For years, O&G companies have struggled to achieve profitability, capture investors’ interest and secure public trust. Those challenges have been exacerbated recently by an abundance of supply, the growing decarbonization momentum, and the structural shifts in consumer behaviors. Many companies’ relevance—and even their social license to operate—are called into question.
And that was before COVID-19. The pandemic brought about a demand disruption that no one could have foreseen. It was a jolt to the energy system—a strong indication that returning to “business as usual” might be unlikely.
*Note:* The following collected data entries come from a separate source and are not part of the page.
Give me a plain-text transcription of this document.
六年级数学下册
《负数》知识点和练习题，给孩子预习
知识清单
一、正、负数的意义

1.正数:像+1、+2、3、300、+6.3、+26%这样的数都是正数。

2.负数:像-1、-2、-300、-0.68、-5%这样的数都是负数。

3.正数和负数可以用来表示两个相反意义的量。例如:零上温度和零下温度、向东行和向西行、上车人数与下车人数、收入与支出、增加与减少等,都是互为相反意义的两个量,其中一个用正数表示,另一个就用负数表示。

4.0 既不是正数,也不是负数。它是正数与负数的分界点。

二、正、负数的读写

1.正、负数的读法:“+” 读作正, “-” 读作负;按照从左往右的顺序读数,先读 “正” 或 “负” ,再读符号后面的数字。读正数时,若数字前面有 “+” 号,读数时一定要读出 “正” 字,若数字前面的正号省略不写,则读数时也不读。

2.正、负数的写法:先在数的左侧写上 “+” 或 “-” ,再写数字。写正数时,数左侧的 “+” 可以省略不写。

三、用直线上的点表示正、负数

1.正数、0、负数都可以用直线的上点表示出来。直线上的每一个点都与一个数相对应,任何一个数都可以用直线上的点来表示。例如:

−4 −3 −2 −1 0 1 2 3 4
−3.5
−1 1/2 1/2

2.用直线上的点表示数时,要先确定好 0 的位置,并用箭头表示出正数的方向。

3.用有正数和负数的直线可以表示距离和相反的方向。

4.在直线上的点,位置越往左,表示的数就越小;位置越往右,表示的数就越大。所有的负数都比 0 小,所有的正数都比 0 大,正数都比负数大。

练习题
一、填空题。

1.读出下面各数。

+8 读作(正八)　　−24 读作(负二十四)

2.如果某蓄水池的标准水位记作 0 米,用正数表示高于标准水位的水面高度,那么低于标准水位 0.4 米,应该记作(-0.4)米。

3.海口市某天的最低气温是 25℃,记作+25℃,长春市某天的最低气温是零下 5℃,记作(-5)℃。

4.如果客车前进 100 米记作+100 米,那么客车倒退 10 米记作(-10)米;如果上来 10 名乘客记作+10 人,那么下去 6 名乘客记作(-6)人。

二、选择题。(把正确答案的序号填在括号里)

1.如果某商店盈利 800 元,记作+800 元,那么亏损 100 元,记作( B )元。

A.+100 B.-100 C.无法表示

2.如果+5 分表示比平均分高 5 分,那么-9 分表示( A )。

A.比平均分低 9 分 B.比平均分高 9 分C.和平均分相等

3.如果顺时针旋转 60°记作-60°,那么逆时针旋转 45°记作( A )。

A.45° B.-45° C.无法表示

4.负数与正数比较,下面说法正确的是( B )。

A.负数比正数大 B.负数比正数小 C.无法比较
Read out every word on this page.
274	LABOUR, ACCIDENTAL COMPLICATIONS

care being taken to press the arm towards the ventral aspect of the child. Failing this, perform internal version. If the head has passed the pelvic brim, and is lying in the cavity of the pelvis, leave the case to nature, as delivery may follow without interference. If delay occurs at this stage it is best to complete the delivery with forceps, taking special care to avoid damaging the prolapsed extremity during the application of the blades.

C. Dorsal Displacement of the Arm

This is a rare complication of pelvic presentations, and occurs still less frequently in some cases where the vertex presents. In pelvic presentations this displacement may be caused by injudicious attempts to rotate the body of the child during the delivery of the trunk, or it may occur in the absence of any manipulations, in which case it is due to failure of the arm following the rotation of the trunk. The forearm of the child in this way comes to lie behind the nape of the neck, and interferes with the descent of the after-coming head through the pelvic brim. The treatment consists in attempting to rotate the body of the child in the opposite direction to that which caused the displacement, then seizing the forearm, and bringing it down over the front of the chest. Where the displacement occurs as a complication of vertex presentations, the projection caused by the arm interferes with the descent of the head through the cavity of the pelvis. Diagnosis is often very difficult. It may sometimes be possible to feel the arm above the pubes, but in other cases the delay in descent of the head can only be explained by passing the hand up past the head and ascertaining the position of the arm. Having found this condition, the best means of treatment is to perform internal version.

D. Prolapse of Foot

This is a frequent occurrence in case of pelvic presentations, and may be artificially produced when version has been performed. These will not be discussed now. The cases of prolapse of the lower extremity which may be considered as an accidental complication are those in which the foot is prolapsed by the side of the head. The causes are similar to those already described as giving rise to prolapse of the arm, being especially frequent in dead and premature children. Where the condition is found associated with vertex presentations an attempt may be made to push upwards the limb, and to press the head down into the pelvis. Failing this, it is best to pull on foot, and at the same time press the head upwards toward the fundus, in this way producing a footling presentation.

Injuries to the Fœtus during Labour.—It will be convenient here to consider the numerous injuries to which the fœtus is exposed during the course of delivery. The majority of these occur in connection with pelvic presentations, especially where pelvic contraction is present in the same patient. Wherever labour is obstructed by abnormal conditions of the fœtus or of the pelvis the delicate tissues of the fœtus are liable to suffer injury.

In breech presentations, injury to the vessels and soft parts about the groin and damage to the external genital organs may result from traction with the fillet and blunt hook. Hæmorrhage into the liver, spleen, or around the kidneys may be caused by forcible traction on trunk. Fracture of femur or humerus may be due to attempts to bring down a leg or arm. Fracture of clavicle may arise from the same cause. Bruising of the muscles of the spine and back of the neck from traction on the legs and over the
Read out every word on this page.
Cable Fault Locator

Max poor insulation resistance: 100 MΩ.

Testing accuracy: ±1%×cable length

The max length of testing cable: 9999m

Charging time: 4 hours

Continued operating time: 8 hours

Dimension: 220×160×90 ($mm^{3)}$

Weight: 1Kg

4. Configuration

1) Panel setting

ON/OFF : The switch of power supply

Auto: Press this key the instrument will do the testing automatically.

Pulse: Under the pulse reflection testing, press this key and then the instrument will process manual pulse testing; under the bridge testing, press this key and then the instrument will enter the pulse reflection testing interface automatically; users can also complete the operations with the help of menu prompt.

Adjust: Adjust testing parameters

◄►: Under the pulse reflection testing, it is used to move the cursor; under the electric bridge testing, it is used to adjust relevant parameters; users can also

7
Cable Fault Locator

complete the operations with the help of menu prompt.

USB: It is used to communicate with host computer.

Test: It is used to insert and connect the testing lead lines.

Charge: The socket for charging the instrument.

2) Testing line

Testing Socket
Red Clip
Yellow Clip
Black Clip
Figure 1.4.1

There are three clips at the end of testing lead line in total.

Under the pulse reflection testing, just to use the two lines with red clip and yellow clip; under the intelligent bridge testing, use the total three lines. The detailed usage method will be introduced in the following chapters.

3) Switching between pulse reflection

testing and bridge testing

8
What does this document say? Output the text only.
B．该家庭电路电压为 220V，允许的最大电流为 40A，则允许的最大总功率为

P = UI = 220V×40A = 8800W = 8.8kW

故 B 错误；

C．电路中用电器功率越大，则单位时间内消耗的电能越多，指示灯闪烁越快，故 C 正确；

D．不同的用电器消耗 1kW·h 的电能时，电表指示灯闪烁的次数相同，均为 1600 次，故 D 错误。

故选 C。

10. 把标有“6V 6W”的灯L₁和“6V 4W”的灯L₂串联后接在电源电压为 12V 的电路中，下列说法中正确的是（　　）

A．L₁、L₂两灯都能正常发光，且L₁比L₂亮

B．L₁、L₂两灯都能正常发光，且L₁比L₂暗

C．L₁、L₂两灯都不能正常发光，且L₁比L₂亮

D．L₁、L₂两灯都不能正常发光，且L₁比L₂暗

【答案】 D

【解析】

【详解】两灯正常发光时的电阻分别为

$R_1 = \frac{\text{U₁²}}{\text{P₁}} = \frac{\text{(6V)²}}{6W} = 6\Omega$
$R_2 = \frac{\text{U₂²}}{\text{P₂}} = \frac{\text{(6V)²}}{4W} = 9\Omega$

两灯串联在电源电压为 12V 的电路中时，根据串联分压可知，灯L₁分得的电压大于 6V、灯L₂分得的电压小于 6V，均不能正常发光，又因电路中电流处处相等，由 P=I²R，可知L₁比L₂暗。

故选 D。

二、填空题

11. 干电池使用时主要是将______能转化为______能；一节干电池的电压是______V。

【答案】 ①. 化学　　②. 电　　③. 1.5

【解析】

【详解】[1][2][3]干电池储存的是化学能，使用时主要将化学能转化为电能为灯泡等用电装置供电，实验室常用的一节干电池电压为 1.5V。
What is clear for many in the industry is that challenging established paradigms and looking into reinvention is essential for success. That mandate is forcing industry leaders to grapple with two fundamental questions: What should their portfolios look like? How would they win by investing in the right capabilities and ways of working?
The need to change course
Despite prices averaging above $70 per barrel over the last 10 years, free cash flow from core operations has been insufficient to maintain shareholder returns above the cost of capital. The leverage ratio of total debt to total liquidity has more than doubled since the depths of the 2008 financial crisis, and the industry’s share of the S&P 500 has been cut by more than half over the last 10 years.
Despite these warning signs, O&G companies still have a fundamental role in the energy future—particularly when it comes to enabling nearly a billion people to access secure, affordable and sustainable energy. But O&G will no longer be the undisputed energy leader, as other sources will assume dominant positions.
Where to play in the energy ecosystem of 2030+
O&G companies, as well as their supply chain partners, face a crucial choice about future portfolio strategies. In a decarbonizing economy, and in an industry where profit pools are shifting downstream away from fossil fuels, incumbents must decide what to offload, where to diversify, what to optimize and which new market opportunities to target.
Broadly, three different portfolio strategies are emerging:
Go deep on oil and gas
The Oil & Gas Specialist: Winners will double down on cost and operational excellence, while reducing the carbon intensity.
Introduce energy diversification
The Energy Major: Some O&G companies will broaden their focus on both hydrocarbons and electrons and place an emphasis on end customer needs.
Become a new energy and solutions provider
The Low-Carbon Leader: The third option involves making a full pivot towards a carbon neutral future.
How to win in the next decade and beyond
Once they decide the role they want to play in the future energy ecosystem, companies need to consider how they can maximize their chances of success. Affirming their relevance will require new behaviors and new mindsets. Long-standing orthodoxies in five areas must be set aside to make room for the innovations that will power the energy future.
The way O&G companies move forward to win will depend on their unique circumstances and the portfolio strategy they choose to pursue.
The amount of change will take years to be accomplished and can certainly feel overwhelming to industry executives and participants. This is particularly the case after a rough 2020 where virtually all oil and gas companies had to make difficult choices.
Companies can turbocharge their journey over the next 12-18 months with this journey blueprint below:
Challenges and opportunities in the oil and gas industry
The O&G industry has gone through difficult times before. But the scale of challenges it now faces calls for urgent action. To remain relevant in a decarbonizing world, oil and gas players need to revisit old paradigms and define strategies for reinvention.
The challenges should not be understated. But the opportunities are clear. There are numerous routes to a sustainable and profitable future for O&G companies. To secure that future, ‘let there be change’.